It rains in our alpine paradise. Where yesterday the sky was blue and the evening had a golden glow, a light drizzle is now hanging in the air. We hide inside and try to make smart plans, skimming info from all other climbers we can find, turning the pages of the guide book back and forth. This route maybe, or this?
We’re abruptly figuring out just how many factors we must take into account when planning what granite spire to (try to) climb. In Patagonia the weather that matters is not just if it’s sunny or rainy. It’s winds and temperatures and days of sun vs days of rain. It’s the aspect of the rockface, the depth of the cracks, the amount of ice and snow, the temperature of the rock, the humidity of the air. Is the approach over a glacier or in skree? Can you rappel the route or will you be going down an unknown face? Will your gear freeze up? Can you back of anywhere should the weather turn bad? Do you walk in and set up camp closer to the spires, or is it more efficient to do a monster day from town all the way up a mountain and back down again in one push?

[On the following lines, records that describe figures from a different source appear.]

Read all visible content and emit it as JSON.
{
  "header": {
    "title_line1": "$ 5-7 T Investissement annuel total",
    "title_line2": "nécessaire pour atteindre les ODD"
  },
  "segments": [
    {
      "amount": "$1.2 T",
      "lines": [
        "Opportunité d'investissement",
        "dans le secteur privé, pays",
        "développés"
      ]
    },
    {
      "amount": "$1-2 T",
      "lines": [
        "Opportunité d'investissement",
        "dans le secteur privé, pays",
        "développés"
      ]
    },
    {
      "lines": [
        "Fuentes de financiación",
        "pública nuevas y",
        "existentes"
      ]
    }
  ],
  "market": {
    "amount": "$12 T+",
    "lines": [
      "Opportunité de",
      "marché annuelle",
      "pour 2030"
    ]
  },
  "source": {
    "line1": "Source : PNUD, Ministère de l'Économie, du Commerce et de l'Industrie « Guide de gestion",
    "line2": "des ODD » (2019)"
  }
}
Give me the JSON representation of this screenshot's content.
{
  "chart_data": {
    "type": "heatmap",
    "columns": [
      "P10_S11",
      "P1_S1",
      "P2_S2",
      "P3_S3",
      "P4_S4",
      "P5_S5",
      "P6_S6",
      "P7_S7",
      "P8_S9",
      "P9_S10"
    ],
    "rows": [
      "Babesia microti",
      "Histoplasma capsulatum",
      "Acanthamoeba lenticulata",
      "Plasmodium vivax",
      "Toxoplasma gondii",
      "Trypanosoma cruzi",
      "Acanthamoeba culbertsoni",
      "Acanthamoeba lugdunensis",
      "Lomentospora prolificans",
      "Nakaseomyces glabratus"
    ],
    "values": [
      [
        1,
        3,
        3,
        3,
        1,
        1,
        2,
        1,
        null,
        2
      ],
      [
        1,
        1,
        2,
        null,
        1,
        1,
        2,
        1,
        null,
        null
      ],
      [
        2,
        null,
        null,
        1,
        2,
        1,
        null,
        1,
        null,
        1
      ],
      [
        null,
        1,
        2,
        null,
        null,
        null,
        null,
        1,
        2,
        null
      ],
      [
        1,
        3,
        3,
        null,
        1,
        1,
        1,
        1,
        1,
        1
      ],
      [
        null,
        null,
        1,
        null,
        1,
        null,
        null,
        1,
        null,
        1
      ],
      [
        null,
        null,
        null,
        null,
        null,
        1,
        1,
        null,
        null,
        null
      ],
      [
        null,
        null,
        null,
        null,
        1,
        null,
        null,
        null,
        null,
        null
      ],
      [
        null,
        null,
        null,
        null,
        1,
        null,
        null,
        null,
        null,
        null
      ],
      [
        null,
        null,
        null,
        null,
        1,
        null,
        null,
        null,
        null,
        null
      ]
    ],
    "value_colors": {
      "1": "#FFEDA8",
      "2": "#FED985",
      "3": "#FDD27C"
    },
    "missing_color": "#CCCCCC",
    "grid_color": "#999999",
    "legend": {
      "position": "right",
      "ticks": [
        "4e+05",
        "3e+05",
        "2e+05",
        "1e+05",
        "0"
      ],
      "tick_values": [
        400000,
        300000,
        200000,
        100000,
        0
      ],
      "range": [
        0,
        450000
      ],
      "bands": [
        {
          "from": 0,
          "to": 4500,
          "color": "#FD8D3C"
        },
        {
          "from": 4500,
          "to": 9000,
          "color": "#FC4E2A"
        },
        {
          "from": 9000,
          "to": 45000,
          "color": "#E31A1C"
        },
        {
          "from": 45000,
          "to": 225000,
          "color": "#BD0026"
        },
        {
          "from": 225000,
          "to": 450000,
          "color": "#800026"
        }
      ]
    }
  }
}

From El Chaltén we can se the spires of Fitz Roy and friends soaring high, a dreamy skyline of grey, brown and white. That is, if it’s not raining. And most of the time Fitz Roy is clad in clouds anyway, being a tower that creates its own weather system. It’s original name, Chaltén, means ”the humid mountain”. (It wasn’t until 1899 that someone proved the mountain wasn’t just a volcano, spewing out smoke).
Tim and I have no intention of trying to climb this famous mountain. We don’t have the skills not the equipment or the time to do it. Plus, when I look at the full Fitz Roy range and my eyes come to rest on Poincenot I know that’s the one. That’s the most beautiful of them all. I wanna be an ice princess, climbing and hacking my way up that spire! It’s so clean, it’s lines so neat. Another year, perhaps. One can never have to many dreams…
To achieve a dream it’s a good idea to go about it all in small steps. I know that I need to keep on practicing my climbing skills on both rock and ice to be able to competently and safely make my way up those beautiful high walls. This time around we will therefor first try our luck on smaller peaks like Guillaumet, De L’s and Medialuna. Some 500 meters of climbing in proper icy alpine conditions is enough for now. I’ll save my first vertical kilometer for later. The approaches alone will be strenuous, with tens of kilometers of walking up sandy trails to thalus slopes and over glaciers, 8 hours or more one way.
It all sounds like a very fun day or two in the mountains, non?
Ah. The alpine paradise. Patagonia. The Chaltén massif, home of Cereo Fitz Roy, Cerro Torres and other beauties. It’s a true pleasure being here in this real world Narnia. You see, it’s not just the mountains which are special, it’s the whole scenery with gnarly old southern beech wood trees, a gazillion of yellow flowers on spiky bushes, a blue green glacial river snaking the bottom of the U-valley below us and condors soaring above our heads. It’s a drop dead beautiful place. If we get to climb, that’s great. If not, we’ll happily enjoy the natural magic.